People indignant at the piece expressed anger at what they perceived as Babakulov’s misrepresentation of the incident and his bitterly ironic use of the word “sart,” a racial slur for Uzbeks that was widely used around the time of the 2010 riots in Osh and Jalal-Abad.
“As a native of the city of Osh, I am offended,” said Ainura Altynbayeva, a lawmaker. “The word ‘sart’ is considered offensive over there, and we have mothers who are weeping to this day about the deaths of children who died in the  events in Osh. It is indecent to publish such article, especially on the anniversary of events that happened at the start of June.”
Her colleague, Muradyl Mademinov, agreed and said that Babakulov’s article could not go unpunished and that he should be stripped of his Kyrgyz citizenship.
The original piece was given further prominence over the weekend when the country’s public television station ran a nine-minute report lining up a number of commentators to condemn it. In the report, the commentators dubbed Babakulov an “enemy of the nation” and suggested blocking ferghana.ru.

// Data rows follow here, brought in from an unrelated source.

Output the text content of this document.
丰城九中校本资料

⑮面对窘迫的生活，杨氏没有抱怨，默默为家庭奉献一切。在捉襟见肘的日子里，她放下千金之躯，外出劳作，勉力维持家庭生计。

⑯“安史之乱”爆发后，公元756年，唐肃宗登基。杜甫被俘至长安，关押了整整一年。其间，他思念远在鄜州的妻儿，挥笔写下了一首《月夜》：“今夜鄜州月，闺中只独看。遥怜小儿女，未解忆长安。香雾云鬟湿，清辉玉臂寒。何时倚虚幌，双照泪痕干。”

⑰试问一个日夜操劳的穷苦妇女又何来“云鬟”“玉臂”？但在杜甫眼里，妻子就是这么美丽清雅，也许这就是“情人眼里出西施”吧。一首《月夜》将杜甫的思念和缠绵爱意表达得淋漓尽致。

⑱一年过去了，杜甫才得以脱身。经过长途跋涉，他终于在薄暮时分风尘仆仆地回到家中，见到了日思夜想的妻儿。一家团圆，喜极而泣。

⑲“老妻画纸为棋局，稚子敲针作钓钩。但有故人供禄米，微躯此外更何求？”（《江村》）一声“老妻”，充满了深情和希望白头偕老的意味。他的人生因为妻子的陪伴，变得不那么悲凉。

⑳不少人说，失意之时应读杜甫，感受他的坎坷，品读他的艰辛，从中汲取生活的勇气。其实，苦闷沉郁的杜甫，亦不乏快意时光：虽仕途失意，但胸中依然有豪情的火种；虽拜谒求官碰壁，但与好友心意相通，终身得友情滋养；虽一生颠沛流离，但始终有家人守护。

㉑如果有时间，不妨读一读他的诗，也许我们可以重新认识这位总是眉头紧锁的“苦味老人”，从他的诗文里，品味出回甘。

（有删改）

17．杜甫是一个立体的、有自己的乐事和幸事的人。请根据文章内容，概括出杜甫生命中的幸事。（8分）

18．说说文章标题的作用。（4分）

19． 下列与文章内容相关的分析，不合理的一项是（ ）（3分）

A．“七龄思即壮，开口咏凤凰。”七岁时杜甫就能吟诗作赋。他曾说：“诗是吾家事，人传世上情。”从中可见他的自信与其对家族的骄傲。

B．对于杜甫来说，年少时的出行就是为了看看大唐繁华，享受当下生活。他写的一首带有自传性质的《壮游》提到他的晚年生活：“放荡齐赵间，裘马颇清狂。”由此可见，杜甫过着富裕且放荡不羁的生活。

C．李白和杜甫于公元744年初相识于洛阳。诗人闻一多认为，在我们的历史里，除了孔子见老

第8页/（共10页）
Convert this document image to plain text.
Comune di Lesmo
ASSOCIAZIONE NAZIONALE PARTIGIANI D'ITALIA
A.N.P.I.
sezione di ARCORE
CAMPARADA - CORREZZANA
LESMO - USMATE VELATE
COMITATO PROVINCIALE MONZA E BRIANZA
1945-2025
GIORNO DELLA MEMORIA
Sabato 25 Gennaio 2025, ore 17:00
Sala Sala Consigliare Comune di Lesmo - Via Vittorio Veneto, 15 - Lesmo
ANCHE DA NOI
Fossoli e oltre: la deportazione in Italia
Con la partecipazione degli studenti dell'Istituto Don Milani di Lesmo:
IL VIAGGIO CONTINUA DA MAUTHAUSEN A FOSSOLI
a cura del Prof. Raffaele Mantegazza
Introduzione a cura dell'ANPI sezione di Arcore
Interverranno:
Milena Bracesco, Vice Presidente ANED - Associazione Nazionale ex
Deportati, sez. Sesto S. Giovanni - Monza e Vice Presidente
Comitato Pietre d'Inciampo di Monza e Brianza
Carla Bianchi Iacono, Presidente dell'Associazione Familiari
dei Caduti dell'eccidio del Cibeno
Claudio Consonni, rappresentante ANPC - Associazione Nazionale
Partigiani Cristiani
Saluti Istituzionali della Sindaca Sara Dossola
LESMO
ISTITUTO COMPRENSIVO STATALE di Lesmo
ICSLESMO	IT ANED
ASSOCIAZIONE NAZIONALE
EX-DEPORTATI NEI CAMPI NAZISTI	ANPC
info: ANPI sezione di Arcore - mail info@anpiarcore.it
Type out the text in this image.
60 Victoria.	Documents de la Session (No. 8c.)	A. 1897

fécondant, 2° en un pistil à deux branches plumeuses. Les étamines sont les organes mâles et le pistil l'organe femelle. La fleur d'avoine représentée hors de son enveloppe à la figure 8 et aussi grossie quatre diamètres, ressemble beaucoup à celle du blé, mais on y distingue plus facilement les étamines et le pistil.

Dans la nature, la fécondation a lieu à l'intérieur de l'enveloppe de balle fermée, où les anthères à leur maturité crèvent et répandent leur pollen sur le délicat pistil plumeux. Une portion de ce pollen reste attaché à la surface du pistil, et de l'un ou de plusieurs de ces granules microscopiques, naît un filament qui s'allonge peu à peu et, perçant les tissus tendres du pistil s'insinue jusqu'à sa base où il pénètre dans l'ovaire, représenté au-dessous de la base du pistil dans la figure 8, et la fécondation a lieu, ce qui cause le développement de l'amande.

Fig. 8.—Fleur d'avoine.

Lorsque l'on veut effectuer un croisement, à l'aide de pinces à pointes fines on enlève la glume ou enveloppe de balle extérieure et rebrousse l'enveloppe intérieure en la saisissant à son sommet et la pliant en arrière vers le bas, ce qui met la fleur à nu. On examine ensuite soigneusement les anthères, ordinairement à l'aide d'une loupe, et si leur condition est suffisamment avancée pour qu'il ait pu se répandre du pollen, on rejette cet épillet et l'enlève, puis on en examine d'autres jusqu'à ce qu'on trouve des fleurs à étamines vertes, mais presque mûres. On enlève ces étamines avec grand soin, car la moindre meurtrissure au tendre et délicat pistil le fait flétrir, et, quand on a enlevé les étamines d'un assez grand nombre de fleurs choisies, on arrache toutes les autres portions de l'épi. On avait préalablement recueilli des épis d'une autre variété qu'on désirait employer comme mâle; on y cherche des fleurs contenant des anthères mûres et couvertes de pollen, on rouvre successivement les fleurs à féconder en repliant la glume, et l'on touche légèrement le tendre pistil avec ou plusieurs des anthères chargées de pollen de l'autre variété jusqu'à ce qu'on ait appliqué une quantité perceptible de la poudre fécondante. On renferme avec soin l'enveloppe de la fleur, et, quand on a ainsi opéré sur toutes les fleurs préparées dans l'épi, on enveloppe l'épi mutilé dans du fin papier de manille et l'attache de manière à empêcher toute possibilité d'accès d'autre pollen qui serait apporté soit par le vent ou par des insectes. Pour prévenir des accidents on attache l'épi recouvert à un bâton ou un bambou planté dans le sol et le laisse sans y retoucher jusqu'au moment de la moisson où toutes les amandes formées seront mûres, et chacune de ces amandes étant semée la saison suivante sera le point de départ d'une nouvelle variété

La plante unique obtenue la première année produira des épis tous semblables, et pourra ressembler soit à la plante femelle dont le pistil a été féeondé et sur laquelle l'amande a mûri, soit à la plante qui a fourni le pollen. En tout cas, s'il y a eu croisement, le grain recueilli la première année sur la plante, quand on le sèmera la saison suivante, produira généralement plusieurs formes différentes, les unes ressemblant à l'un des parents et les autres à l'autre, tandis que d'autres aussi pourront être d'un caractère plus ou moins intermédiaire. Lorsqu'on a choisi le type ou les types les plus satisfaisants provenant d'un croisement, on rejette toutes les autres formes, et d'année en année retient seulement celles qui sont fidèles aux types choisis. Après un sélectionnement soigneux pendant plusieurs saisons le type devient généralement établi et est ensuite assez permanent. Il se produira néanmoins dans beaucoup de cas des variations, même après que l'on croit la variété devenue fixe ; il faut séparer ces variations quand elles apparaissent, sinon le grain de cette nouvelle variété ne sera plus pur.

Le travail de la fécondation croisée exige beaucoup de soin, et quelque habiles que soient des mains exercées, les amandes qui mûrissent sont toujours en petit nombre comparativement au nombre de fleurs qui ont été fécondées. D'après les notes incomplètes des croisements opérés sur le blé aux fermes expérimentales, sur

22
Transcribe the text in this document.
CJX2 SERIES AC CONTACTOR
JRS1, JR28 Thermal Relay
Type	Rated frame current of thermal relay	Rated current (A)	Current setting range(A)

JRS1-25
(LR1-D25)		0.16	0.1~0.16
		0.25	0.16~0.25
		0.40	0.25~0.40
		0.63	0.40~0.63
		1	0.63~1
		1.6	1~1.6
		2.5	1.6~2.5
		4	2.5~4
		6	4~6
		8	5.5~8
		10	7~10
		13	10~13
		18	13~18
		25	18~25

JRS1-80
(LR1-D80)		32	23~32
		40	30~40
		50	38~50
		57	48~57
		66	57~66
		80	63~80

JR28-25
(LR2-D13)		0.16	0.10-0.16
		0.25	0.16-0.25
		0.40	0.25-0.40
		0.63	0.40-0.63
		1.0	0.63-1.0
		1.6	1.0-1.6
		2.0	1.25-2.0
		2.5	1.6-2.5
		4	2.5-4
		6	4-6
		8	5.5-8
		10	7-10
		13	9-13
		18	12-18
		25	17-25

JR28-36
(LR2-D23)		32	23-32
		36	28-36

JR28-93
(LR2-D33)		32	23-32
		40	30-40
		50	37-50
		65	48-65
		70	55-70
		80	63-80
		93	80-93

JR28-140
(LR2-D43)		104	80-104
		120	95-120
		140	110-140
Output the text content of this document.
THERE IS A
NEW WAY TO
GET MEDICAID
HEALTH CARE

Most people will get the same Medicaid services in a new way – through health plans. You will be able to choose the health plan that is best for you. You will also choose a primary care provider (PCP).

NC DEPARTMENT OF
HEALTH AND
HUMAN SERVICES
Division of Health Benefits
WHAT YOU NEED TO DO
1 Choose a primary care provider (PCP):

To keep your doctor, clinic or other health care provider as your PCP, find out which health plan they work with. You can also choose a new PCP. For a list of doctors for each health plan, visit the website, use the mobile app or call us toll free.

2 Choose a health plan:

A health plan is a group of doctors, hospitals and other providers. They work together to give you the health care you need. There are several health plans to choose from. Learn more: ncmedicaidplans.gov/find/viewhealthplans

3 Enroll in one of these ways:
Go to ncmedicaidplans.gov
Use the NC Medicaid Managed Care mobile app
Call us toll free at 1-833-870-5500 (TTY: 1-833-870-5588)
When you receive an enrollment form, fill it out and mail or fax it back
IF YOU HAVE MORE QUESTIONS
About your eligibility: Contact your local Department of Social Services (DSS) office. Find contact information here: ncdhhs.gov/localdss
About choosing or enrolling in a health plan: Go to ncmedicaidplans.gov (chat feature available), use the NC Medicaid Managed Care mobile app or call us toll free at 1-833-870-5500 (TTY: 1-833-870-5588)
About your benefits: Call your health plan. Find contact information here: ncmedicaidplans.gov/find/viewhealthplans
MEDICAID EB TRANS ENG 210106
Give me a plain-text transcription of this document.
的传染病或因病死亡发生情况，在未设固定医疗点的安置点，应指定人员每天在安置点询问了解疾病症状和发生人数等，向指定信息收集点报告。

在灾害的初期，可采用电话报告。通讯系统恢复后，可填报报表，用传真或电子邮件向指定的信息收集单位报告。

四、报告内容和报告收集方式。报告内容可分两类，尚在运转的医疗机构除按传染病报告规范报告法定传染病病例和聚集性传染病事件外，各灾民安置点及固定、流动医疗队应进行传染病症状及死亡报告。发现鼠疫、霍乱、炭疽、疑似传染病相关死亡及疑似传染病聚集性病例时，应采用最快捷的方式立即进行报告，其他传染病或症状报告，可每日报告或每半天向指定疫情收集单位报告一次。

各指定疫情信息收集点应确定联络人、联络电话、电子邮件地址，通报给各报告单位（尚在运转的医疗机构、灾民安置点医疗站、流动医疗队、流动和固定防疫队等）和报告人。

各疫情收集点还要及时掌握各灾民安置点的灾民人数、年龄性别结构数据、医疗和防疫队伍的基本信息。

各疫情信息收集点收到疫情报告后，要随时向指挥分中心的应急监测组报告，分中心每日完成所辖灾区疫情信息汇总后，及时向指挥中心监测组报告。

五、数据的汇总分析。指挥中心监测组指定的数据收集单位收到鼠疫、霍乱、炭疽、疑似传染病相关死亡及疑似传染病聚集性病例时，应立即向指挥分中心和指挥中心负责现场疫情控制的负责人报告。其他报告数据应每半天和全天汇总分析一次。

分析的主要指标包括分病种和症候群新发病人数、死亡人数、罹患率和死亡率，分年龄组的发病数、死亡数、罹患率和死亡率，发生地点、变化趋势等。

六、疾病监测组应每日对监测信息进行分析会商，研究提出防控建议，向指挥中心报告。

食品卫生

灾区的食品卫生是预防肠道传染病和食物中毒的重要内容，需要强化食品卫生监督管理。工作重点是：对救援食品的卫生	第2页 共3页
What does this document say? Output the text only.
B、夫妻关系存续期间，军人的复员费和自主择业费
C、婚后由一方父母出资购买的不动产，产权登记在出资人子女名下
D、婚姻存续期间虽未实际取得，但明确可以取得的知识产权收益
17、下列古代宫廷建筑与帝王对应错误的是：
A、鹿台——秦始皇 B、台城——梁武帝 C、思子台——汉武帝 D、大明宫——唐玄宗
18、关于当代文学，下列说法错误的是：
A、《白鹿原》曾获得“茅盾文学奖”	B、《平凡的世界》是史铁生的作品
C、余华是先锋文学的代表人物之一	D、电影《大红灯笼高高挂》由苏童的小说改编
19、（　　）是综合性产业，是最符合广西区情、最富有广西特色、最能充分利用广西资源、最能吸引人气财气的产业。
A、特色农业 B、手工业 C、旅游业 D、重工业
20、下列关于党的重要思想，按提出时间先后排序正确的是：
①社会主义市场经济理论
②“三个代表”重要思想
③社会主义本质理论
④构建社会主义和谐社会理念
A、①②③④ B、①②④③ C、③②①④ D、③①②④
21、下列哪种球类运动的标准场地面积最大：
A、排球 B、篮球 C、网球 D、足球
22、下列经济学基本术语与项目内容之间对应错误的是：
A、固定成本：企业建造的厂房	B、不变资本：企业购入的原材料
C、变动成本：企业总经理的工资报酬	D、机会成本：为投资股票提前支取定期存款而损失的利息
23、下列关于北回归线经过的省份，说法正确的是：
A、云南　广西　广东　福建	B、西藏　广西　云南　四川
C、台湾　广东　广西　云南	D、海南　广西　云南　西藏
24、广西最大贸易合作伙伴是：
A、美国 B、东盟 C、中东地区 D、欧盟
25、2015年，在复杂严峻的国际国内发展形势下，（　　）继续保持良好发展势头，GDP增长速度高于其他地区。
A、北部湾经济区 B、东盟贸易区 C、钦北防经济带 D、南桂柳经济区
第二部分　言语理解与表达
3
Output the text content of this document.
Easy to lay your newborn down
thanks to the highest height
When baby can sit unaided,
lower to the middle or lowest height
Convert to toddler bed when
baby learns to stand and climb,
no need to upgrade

Babakulov insisted his original intent was not to rouse hatred but rather to illustrate a creeping mood of intolerance on Kyrgyz social media.
“It suits the authorities to distract the people from social and economic problems with these nationalist themes. It cannot be ruled out that it is the authorities themselves that are ordering these kinds of post on social media,” he wrote in the piece.
The chief editor of ferghana.ru, Danil Kislov, said that the article merely reflected the real situation.
“The issue of interethnic relations remains a very contentious one in Kyrgyzstan, but it needs to be discussed openly and not stuck in the corner. But the government is going out of its way not to notice the nationalist rhetoric that is swilling around in Kyrgyz media and in Kyrgyz-language social media,” he said.